Tax Lien Defined
If the owner of real estate is delinquent in paying his property taxes, the county or other taxing units sells its right to foreclose. The sale of tax liens is done at a public auction. Because the county is hungry for tax revenue, the purchase price of these tax liens generally fall in the hundreds of dollars. As a result, solo 401k investors just starting out and with low account balances find tax lines to be an attractive investment. Also, returns can be as high as 12 to 16 percent a year.
Locating Tax Liens
You can contact the local tax authority, or do an internet search for tax liens followed by the name of the city. You will be provided with the date and time of the sale as well as a list of delinquent properties.
Purchasing Tax Liens
At auction, the county or state will require payment within 48 hours. As the trustee of the solo 401k, you go to the bank and have the banker issue a cashier’s check from the solo 401k bank account on the day of the auction.
Holding the Tax Liens
After the lien is obtained, if the property owner pays the delinquent taxes (redeems the line), the proceeds are deposited into the solo 401k bank account. On the other hand, if a three years of delinquencies pass, the solo 401k trust can foreclose on the property and title to the property is taken in the name of the solo 401k trust.
Roth Tax Lien QUESTION:
I would like to open a Roth solo 401k and put the existing tax lien holding from my existing per-tax solo 401k under the Roth. What is the procedure?

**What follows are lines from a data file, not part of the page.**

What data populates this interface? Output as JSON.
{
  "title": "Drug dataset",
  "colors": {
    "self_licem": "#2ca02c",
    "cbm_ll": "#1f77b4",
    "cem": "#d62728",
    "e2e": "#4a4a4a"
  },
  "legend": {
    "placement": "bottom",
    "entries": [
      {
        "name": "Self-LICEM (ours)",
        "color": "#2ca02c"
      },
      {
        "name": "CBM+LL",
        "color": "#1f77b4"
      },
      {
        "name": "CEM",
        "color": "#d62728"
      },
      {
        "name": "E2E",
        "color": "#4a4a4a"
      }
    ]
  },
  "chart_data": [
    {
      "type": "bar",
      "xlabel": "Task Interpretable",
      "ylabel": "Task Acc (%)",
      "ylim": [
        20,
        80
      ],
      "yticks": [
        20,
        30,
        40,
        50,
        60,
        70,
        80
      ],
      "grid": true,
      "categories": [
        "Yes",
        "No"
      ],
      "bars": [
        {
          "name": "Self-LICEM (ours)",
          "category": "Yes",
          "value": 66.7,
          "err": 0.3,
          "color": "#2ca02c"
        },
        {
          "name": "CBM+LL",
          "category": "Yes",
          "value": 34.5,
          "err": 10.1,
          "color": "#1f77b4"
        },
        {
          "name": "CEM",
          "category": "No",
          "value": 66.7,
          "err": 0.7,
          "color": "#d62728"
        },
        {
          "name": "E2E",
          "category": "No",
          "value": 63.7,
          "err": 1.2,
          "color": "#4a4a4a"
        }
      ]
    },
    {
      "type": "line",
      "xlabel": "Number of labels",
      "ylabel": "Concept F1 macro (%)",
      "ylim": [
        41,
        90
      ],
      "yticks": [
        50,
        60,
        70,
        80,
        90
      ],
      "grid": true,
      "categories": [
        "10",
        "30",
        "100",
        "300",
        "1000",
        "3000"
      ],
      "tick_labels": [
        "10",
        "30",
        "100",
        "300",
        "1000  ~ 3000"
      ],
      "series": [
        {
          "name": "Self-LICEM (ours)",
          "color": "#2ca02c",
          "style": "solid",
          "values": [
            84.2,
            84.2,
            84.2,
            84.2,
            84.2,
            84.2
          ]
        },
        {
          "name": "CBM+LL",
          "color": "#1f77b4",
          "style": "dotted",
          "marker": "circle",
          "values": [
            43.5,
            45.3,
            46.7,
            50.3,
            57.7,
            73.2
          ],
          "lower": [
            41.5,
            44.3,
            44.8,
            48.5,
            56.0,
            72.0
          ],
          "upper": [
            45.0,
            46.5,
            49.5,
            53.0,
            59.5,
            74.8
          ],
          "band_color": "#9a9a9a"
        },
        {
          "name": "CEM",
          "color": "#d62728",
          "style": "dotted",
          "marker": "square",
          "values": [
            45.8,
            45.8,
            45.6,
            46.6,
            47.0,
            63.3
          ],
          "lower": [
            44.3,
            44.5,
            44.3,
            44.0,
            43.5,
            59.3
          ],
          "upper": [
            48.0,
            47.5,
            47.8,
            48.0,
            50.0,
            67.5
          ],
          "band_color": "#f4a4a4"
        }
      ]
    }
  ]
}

A Roth solo 401k designated account will need to be opened under the existing solo 41k plan, and then the tax lien can be converted in-kind to the Roth solo 401k designated account. This setup would be covered in our service.
Tax Lien Fees QUESTION:
There will be attorney fees, repair costs etc. continuously. My solo 401K Trust may not have enough money to pay for all those expenses. Can it borrow from people in the family or someone else? How should it be done?
No the solo 401k cannot get a loan for this type of investment as the rules do not allow for it. Instead, you would need to make an annual solo 401k contribution based on your net self-employment income, or you could transfer other Traditional IRA or former employer plan funds to the solo 401k which would then be converted to the Roth solo 401k. These funds can then be used to cover such expenses since the tax lien is an asset of the solo 4o1k.